Dublin can defy doubters and deliver again

Champions can defend Leinster title if they avoid a shoot-out with Kilkenny

Kilkenny’s Walter Walsh in action. Photograph: Cathal Noonan / Inpho
Kilkenny’s Walter Walsh in action. Photograph: Cathal Noonan / Inpho

Reason #7,804 you've just gotta hand it to Brian Cody – he does what he says he will do. Or rather, he does not do what he says he will not do. When Keith Duggan interviewed him in these pages back in February, he held his hand up about last year's league and admitted trying too hard to win it without spending enough of it trying to find new players. "It is something that won't happen again," he said.

Kilkenny have played three championship games so far in 2014, half the amount they ended up playing in 2013. He has started 22 different players, one more than he did in six games last year. He has used 26 different players, again one more than he did all last summer. The likelihood is that those totals will rise – the starters stats definitely will when (a), David Herity replaces the injured Eoin Murphy; and (b), that young Shefflin lad manages to catch the manager's eye.

Cody’s friend

Flux has, of course, always been Cody’s friend and the restlessness with which he’s moved around his chess pieces in the past month is how he keeps standards high. Pádraig Walsh, Mark Kelly, Brian Kennedy, Joey Holden and Conor Fogarty would all have started the year needing to be convinced that a summer starting spot was attainable. The various struggles of Tommy Walsh, Brian Hogan, Richie Power and others to get in the side assured them it was so.

Whether or not we are any closer to nailing down Kilkenny’s best 15 is another matter and the collateral damage of the chopping and changing is bound to be found inside the heads of those who fall by the wayside. And since those heads belong to the younger generation – like Kennedy, like Kelly, like Walter Walsh – then the possibility arises of Cody being back where he started. He clearly began the year with the intention of building a defence that didn’t have to rely on the old JJ-Jackie-Tommy-Brian Hogan axis, but that’s pretty much what he went back to last weekend.

READ SOME MORE

The likelihood is that it will keep changing – the defence would certainly need more pace in it if and when a Clare or a Cork has to be dealt with.

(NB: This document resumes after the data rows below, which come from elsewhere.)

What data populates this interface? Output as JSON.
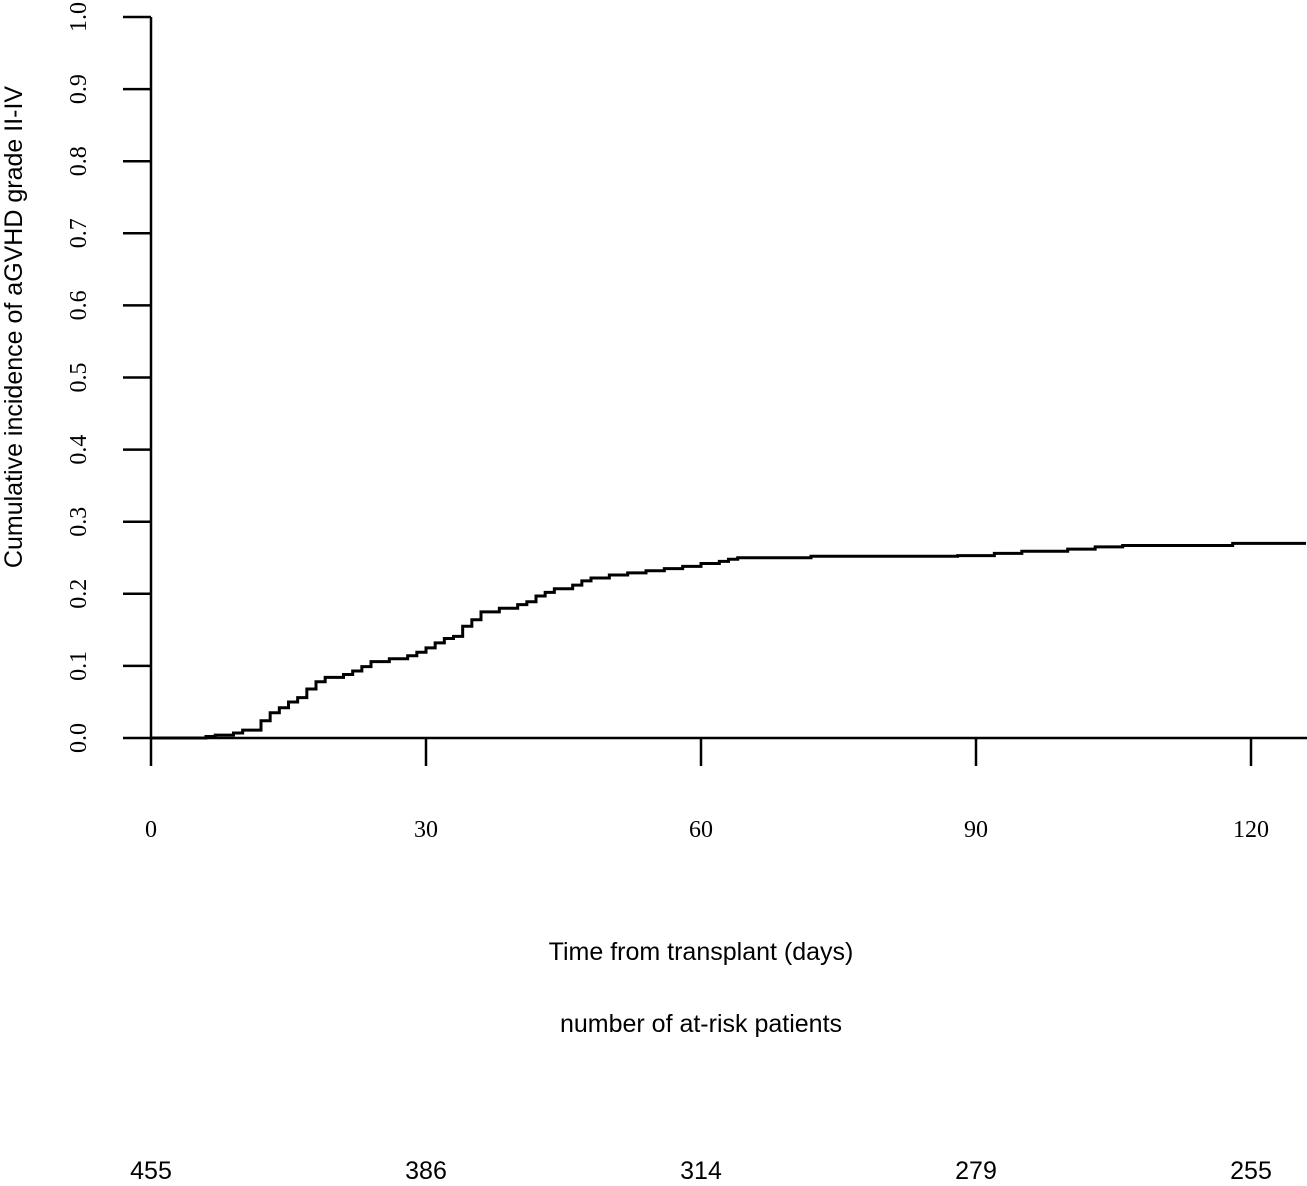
{
  "chart_data": {
    "type": "line",
    "subtype": "step",
    "title": "",
    "xlabel": "Time from transplant (days)",
    "ylabel": "Cumulative incidence of aGVHD grade II-IV",
    "xlim": [
      0,
      126
    ],
    "ylim": [
      0,
      1.0
    ],
    "x_ticks": [
      0,
      30,
      60,
      90,
      120
    ],
    "y_ticks": [
      "0.0",
      "0.1",
      "0.2",
      "0.3",
      "0.4",
      "0.5",
      "0.6",
      "0.7",
      "0.8",
      "0.9",
      "1.0"
    ],
    "grid": false,
    "legend": "none",
    "line_color": "#000000",
    "series": [
      {
        "x": [
          0,
          6,
          7,
          9,
          10,
          12,
          13,
          14,
          15,
          16,
          17,
          18,
          19,
          21,
          22,
          23,
          24,
          26,
          28,
          29,
          30,
          31,
          32,
          33,
          34,
          35,
          36,
          38,
          40,
          41,
          42,
          43,
          44,
          46,
          47,
          48,
          50,
          52,
          54,
          56,
          58,
          60,
          62,
          63,
          64,
          72,
          88,
          92,
          95,
          100,
          103,
          106,
          118,
          126
        ],
        "y": [
          0.0,
          0.002,
          0.004,
          0.007,
          0.011,
          0.024,
          0.035,
          0.042,
          0.05,
          0.056,
          0.068,
          0.078,
          0.084,
          0.088,
          0.093,
          0.099,
          0.106,
          0.11,
          0.114,
          0.119,
          0.125,
          0.132,
          0.138,
          0.141,
          0.155,
          0.164,
          0.175,
          0.18,
          0.185,
          0.189,
          0.197,
          0.202,
          0.207,
          0.212,
          0.218,
          0.222,
          0.226,
          0.229,
          0.232,
          0.235,
          0.238,
          0.242,
          0.245,
          0.248,
          0.25,
          0.252,
          0.253,
          0.256,
          0.259,
          0.262,
          0.265,
          0.267,
          0.27,
          0.27
        ]
      }
    ]
  },
  "risk_table": {
    "title": "number of at-risk patients",
    "times": [
      0,
      30,
      60,
      90,
      120
    ],
    "counts": [
      "455",
      "386",
      "314",
      "279",
      "255"
    ]
  }
}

The Dublin side they face tomorrow could do with a bit more jet for its heels too, hence their desire to give Danny Sutcliffe every opportunity to make his return. As ever, though, it will be Conal Keaney and Ryan O'Dwyer who do the heavy lifting, with Alan McCrabbe and Dotsy O'Callaghan buzzing about around them. They need to make whatever possession they pick up count. Kilkenny scored 3-22 and 3-19 against Galway; Dublin have only ever posted a 28-point (or equivalent) total three times in championship under Daly.

One of those was in the Leinster final last year and it’s worth remembering that despite being laid out as underdogs, Dublin do come in here as defending champions. Their semi-final victory over Wexford was as professional an operation as Daly could have dreamed of. Away from home, against a fizzing young side on an upward curve, an early goal to overcome – all that and they still downright refused to be ambushed.

Unbeaten run

Dublin beat Kilkenny in the league this spring and took them after a replay in the championship last summer. It might only amount to three matches but it’s the longest unbeaten run any team in the country currently has against Kilkenny, going back to the 2012 Leinster semi-final.

That day walking into Portlaoise, Nicky English was asked how he thought the game would pan out. He looked at the sky, which had been leaking rain all afternoon and said “on a wet day, go with the better hurlers”. Back then there was no question which side he was talking about. If the forecasts hold, a similarly grey day awaits at Croke Park tomorrow. Is it still the case that Kilkenny have the better group of hurlers?

In his sixth season as manager, Daly doesn’t have to harangue them into playing with freedom any more. Can it be enough? Sure. Will it? Desperately hard to say. If it’s a shoot-out, you have to imagine Kilkenny will post too high a total for them to match. But if they can prevent it becoming one, they have the smarts and the ability to close it out. What the hell. Dublin to win.